Indonesia, like all great nations, was a creation of a great revolution that begun in the field of ideas with Kartini and spread into mobilisational politics of Tirto Adhisuryo, the Sarekat Islam, the Indonesian Communist Party and finally Soekarno and the Indonesian National Party. Mobilisation and activity on the streets and the workplaces and in the villages began the creation of a new national culture, an Indonesian culture. The new culture was the enemy of passivity, the key characteristic of Javanese feudal culture, and a force for productiveness and creativity. In Indonesia (the Netherlands Indies then) the biggest, modern mass organization in the world at the time had come into existence, Sarekat Islam.

An explosion of writing, fiction and non-fiction accompanied these mobilising organizations, with their protests, strikes and boycotts. Soekarno was at the forefront, but there were many others. Novels, short stories, poems and political writings mushroomed everywhere. "Wild schools" sprung up to help spread the new ideas and writings to the younger generation. The cultural explosion continued after Independence. All the political parties had cultural organizations taking their ides down to the villages. The left wing Peoples Cultural Institute (LEKRA) and National Cultural Institute (LKN) were the biggest.

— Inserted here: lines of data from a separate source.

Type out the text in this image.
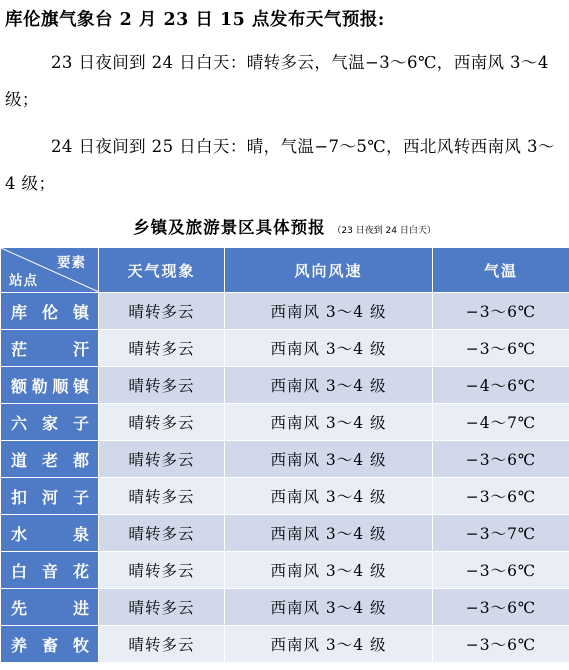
库伦旗气象台 2 月 23 日 15 点发布天气预报:
23 日夜间到 24 日白天：晴转多云，气温−3～6℃，西南风 3～4 级；
24 日夜间到 25 日白天：晴，气温−7～5℃，西北风转西南风 3～4 级；
乡镇及旅游景区具体预报 （23 日夜到 24 日白天）
要素
站点	天气现象	风向风速	气温
库伦镇	晴转多云	西南风 3～4 级	−3～6℃
茫汗	晴转多云	西南风 3～4 级	−3～6℃
额勒顺镇	晴转多云	西南风 3～4 级	−4～6℃
六家子	晴转多云	西南风 3～4 级	−4～7℃
道老都	晴转多云	西南风 3～4 级	−3～6℃
扣河子	晴转多云	西南风 3～4 级	−3～6℃
水泉	晴转多云	西南风 3～4 级	−3～7℃
白音花	晴转多云	西南风 3～4 级	−3～6℃
先进	晴转多云	西南风 3～4 级	−3～6℃
养畜牧	晴转多云	西南风 3～4 级	−3～6℃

This cultural explosion ended under Suharto. Worse than that, all the gains of Indonesian culture from the previous 60 years was abandoned. For thirty years and several generations now the novels, plays and poems of the revolution that created Indonesia have not been taught in Indonesian schools. Tens of millions of children have gone through their schooling with almost no exposure to the ideas upon which their country was based. The writings of Soekarno are not studied, nor even those of his more conservative rival Mohammed Hatta. The great writings of Chairil Anwar, Sitor Situmorang and Pramoedya Ananta Toer are not any list of compulsory reading. While every year, there is a holiday to celebrate the birth of Indonesia's first great, liberation thinker, Kartini, nobody reads her writings at school. They are not studied.

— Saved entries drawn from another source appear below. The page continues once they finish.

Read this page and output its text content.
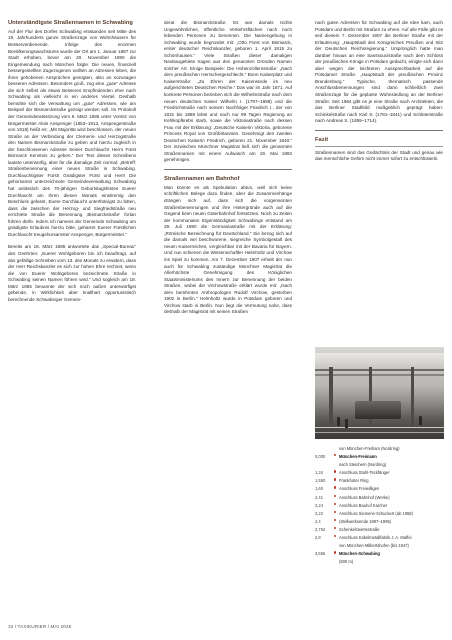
Unterständigste Straßennamen in Schwabing

Auf der Flur des Dorfes Schwabing entstanden seit Mitte des 19. Jahrhunderts ganze Straßenzüge von Wohnhäusern für Besserverdienende. Infolge des enormen Bevölkerungswachstums wurde der Ort am 1. Januar 1887 zur Stadt erhoben, bevor am 20. November 1890 die Eingemeindung nach München folgte. Die neuen, finanziell bessergestellten Zugezogenen wollten an Adressen leben, die ihren gehobenen Ansprüchen genügten, also an sozusagen besseren Adressen. Besonders groß, zog eine „gute“ Adresse die sich selbst als etwas Besseres Empfindenden eher nach Schwabing als vielleicht in ein anderes Viertel. Deshalb bemühte sich die Verwaltung um „gute“ Adressen, wie am Beispiel der Bismarckstraße gezeigt werden soll. Im Protokoll der Gemeinderatssitzung vom 9. März 1885 unter Vorsitz von Bürgermeister Alois Anspenger (1853–1913, Anspengerstraße von 1918) heißt es: „Mit Majorität wird beschlossen, der neuen Straße an der Verbindung der Clemens- und Herzogstraße den Namen Bismarckstraße zu geben und hierzu zugleich in der beschlossenen Adresse Seiner Durchlaucht Herrn Fürst Bismarck Kenntnis zu geben.“ Der Text dieses Schreibens lautete unterwürfig, aber für die damalige Zeit normal: „Betreff: Straßenbenennung einer neuen Straße in Schwabing. Durchlauchtigster Fürst! Gnädigster Fürst und Herr! Die gehorsamst unterzeichnete Gemeindeverwaltung Schwabing hat anlässlich des 70-jährigen Geburtstagsfestes Euerer Durchlaucht am Ihren diesen Monats einstimmig den Beschluss gefasst, Euere Durchlaucht unterthänigst zu bitten, dass die zwischen der Herzog- und Siegfriedstraße neu errichtete Straße die Benennung ‚Bismarckstraße‘ fortan führen dürfe. Indem ich namens der Gemeinde Schwabing um gnädigste Erlaubnis hierzu bitte, geharret Euerer Fürstlichen Durchlaucht treugehorsamster Anspenger, Bürgermeister.“

Bereits am 18. März 1885 antwortete das „Special-Bureau“ des Geehrten: „Euerer Wohlgeboren bin ich beauftragt, auf das gefällige Schreiben vom 13. des Monats zu erwidern, dass der Herr Reichskanzler es sich zur hohen Ehre rechnet, wenn die von Euerer Wohlgeboren bezeichnete Straße in Schwabing seinen Namen führen wird.“ Und sogleich am 18. März 1885 benannte der sich noch außen unterwürfigst gebende, in Wirklichkeit aber knallhart opportunistisch berechnende Schwabinger Gemein-

derat die Bismarckstraße. Es war damals nichts Ungewöhnliches, öffentliche Verkehrsflächen nach noch lebenden Personen zu benennen. Die Namengebung in Schwabing wurde begründet mit: „Otto Fürst von Bismarck, erster deutscher Reichskanzler, geboren 1. April 1815 zu Schönhausen.“ Viele Straßen dieser damaligen Neubaugebiete tragen aus den genannten Gründen Namen solcher Art. Einige Beispiele: Die Hohenzollernstraße: „Nach dem preußischen Herrschergeschlecht.“ Bonn Kaiserplatz und Kaiserstraße: „Zu Ehren der Kaiserwürde im neu aufgerichteten Deutschen Reiche.“ Das war im Jahr 1871. Auf konkrete Personen bezieben sich die Wilhelmstraße nach dem neuen deutschen Kaiser Wilhelm I. (1797–1888) und die Friedrichstraße nach seinem Nachfolger Friedrich I., der von 1831 bis 1888 lebte und nach nur 99 Tagen Regierung an Kehlkopfkrebs starb, sowie die Viktoriastraße nach dessen Frau mit der Erklärung: „Deutsche Kaiserin Viktoria, geborene Princess Royal von Großbritannien. Genehmigt den zweiten Deutschen Kaiserin Friedrich, geboren 21. November 1840.“ Der inzwischen Münchner Magistrat ließ sich die genannten Straßennamen mit einem Aufwasch am 19. Mai 1893 genehmigen.

Straßennamen am Bahnhof

Man könnte es als Spekulation abtun, weil sich keine schriftlichen Belege dazu finden, aber die Zusammenhänge drängen sich auf, dass sich die vorgenannten Straßenbenennungen und ihre Hintergründe auch auf die Gegend beim neuen Güterbahnhof fortsetzten. Noch zu Zeiten der kommunalen Eigenständigkeit Schwabings entstand am 29. Juli 1890 die Germaniastraße mit der Erklärung: „Römische Bezeichnung für Deutschland.“ Sie bezog sich auf die damals viel beschworene, siegreiche Symbolgestalt des neuen Kaiserreiches, vergleichbar mit der Bavaria für Bayern. Und nun schienen die Wissenschaftler Helmholtz und Virchow ins Spiel zu kommen. Am 7. Dezember 1907 erhielt der nun auch für Schwabing zuständige Münchner Magistrat die Allerhöchste Genehmigung des Königlichen Staatsministeriums des Innern zur Benennung der beiden Straßen, wobei die Virchowstraße erklärt wurde mit: „Nach dem berühmten Anthropologen Rudolf Virchow, gestorben 1902 in Berlin.“ Helmholtz wurde in Potsdam geboren und Virchow starb in Berlin. Nun liegt die Vermutung nahe, dass deshalb der Magistrat mit seinen Straßen

nach guten Adressen für Schwabing auf die Idee kam, auch Potsdam und Berlin mit Straßen zu ehren. Auf alle Fälle gibt es seit diesem 7. Dezember 1907 die Berliner Straße mit der Erläuterung: „Hauptstadt des Königreiches Preußen und Sitz der Deutschen Reichsregierung.“ Ursprünglich hatte man darüber hinaus an eine Sanssoucistraße nach dem Schloss der preußischen Könige in Potsdam gedacht, einigte sich dann aber wegen der leichteren Aussprechbarkeit auf die Potsdamer Straße: „Hauptstadt der preußischen Provinz Brandenburg.“ Typische, thematisch passende Anschlussbenennungen sind dann schließlich zwei Straßenzüge für die geplante Wohnsiedlung an der Berliner Straße: Seit 1984 gibt es je eine Straße nach Architekten, die das Berliner Stadtbild maßgeblich geprägt haben: Schinkelstraße nach Karl S. (1781–1841) und Schlüterstraße nach Andreas S. (1659–1714).

Fazit

Straßennamen sind das Gedächtnis der Stadt und genau wie das menschliche Gehirn nicht immer sofort zu entschlüsseln.

von München-Freiham (Nordring)
0,000	München-Freimann
nach Steinhern (Nordring)
1,34	Anschluss Stahl-Teckfänger
1,550	Frankfurter Ring
1,60	Anschluss Freiwilligen
2,41	Anschluss Bahnhof (Werke)
2,24	Anschluss Bauhof Karcher
2,22	Anschluss Siemens-Schuckert (ab 1958)
2,4	(Stellwerksende 1987–1995)
2,762	Schenkelzwertestraße
2,8	Anschluss Kabelmetallfabrik J. A. Maffei
von München-Milbertshofen (bis 1947)
3,556	München-Schwabing
(500 m)
32 / TAXIKURIER / MAI 2025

On top of this, the teaching of history in the schools was de facto put under the control of the Indonesian Armed Forces History Centre. The people's own history was no longer theirs; it became a history of military heroes. Not even in senior high school did students read any primary sources from their history. History text books which diverge from official history are banned and thrown onto public bonfires.

Culture and history were redefined. Culture was surrendered to the neo-colonial economy. The national film industry collapsed (while Soeharto's family monopolised cinemas). There is only one national book distribution company for a country of 250 million. The country's greatest living poet, Sitor Situmorang was under house arrest. The greatest dramatist, Rendra, was in and out of jail. The country's greatest novelist was in gaol and even when released after 14 years had his books banned.

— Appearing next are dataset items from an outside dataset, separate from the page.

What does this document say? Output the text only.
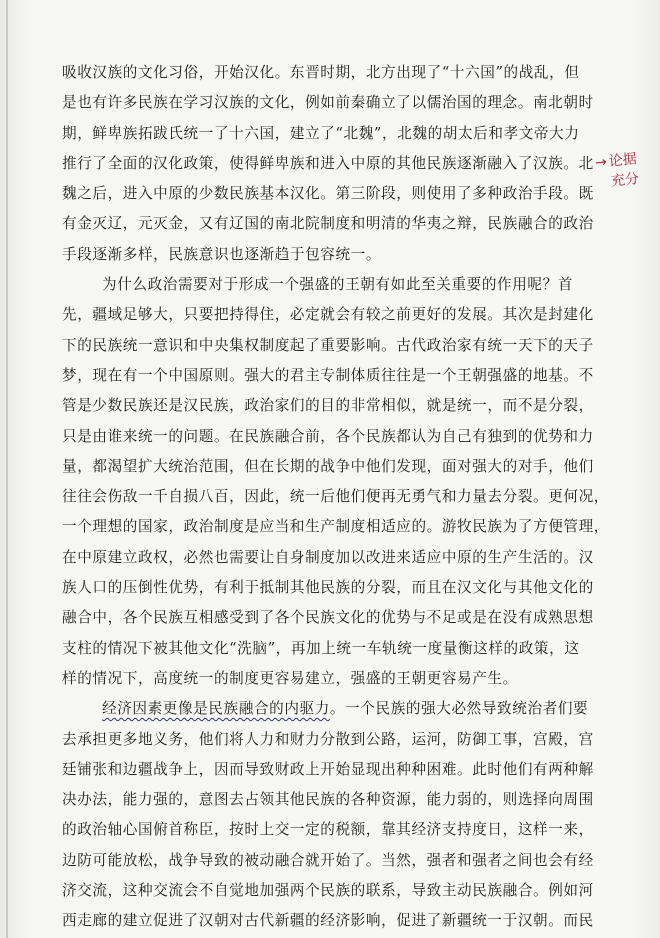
吸收汉族的文化习俗，开始汉化。东晋时期，北方出现了“十六国”的战乱，但
是也有许多民族在学习汉族的文化，例如前秦确立了以儒治国的理念。南北朝时
期，鲜卑族拓跋氏统一了十六国，建立了“北魏”，北魏的胡太后和孝文帝大力
推行了全面的汉化政策，使得鲜卑族和进入中原的其他民族逐渐融入了汉族。北
魏之后，进入中原的少数民族基本汉化。第三阶段，则使用了多种政治手段。既
有金灭辽，元灭金，又有辽国的南北院制度和明清的华夷之辩，民族融合的政治
手段逐渐多样，民族意识也逐渐趋于包容统一。
为什么政治需要对于形成一个强盛的王朝有如此至关重要的作用呢？首
先，疆域足够大，只要把持得住，必定就会有较之前更好的发展。其次是封建化
下的民族统一意识和中央集权制度起了重要影响。古代政治家有统一天下的天子
梦，现在有一个中国原则。强大的君主专制体质往往是一个王朝强盛的地基。不
管是少数民族还是汉民族，政治家们的目的非常相似，就是统一，而不是分裂，
只是由谁来统一的问题。在民族融合前，各个民族都认为自己有独到的优势和力
量，都渴望扩大统治范围，但在长期的战争中他们发现，面对强大的对手，他们
往往会伤敌一千自损八百，因此，统一后他们便再无勇气和力量去分裂。更何况，
一个理想的国家，政治制度是应当和生产制度相适应的。游牧民族为了方便管理，
在中原建立政权，必然也需要让自身制度加以改进来适应中原的生产生活的。汉
族人口的压倒性优势，有利于抵制其他民族的分裂，而且在汉文化与其他文化的
融合中，各个民族互相感受到了各个民族文化的优势与不足或是在没有成熟思想
支柱的情况下被其他文化“洗脑”，再加上统一车轨统一度量衡这样的政策，这
样的情况下，高度统一的制度更容易建立，强盛的王朝更容易产生。
经济因素更像是民族融合的内驱力。一个民族的强大必然导致统治者们要
去承担更多地义务，他们将人力和财力分散到公路，运河，防御工事，宫殿，宫
廷铺张和边疆战争上，因而导致财政上开始显现出种种困难。此时他们有两种解
决办法，能力强的，意图去占领其他民族的各种资源，能力弱的，则选择向周围
的政治轴心国俯首称臣，按时上交一定的税额，靠其经济支持度日，这样一来，
边防可能放松，战争导致的被动融合就开始了。当然，强者和强者之间也会有经
济交流，这种交流会不自觉地加强两个民族的联系，导致主动民族融合。例如河
西走廊的建立促进了汉朝对古代新疆的经济影响，促进了新疆统一于汉朝。而民
→论据
充分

Suharto surrendered the economy to become the economy of a coolie nation, no matter how many Indonesian millionaires now own apartments in Singapore. He suppressed the national history, and abandoned the nation's cultural achievements during its revolution and nation formation process up until 1965. When Sukarno stood before tens of thousands of workers and peasants and the US ambassador in 1962 and said "go to hell with your aid", he did so standing upon a cultural legacy of pride in the achievement of freedom through struggle, with a self-confidence summed up in a poem of the revolution by Indonesia's great poet of the 1940s, Chairil Anwar. In "Me", he wrote:

Though bullets should pierce my skin
I shall still strike and march forth
Wounds and poison shall I take aflee
Aflee 'Til the pain and pang should disappear
And I should care even less
I want to live for another thousand years

But Suharto started killing that spirit in 1965, 20 years after Anwar wrote it. Yes, the flags should fly at half-mast, but not for Suharto.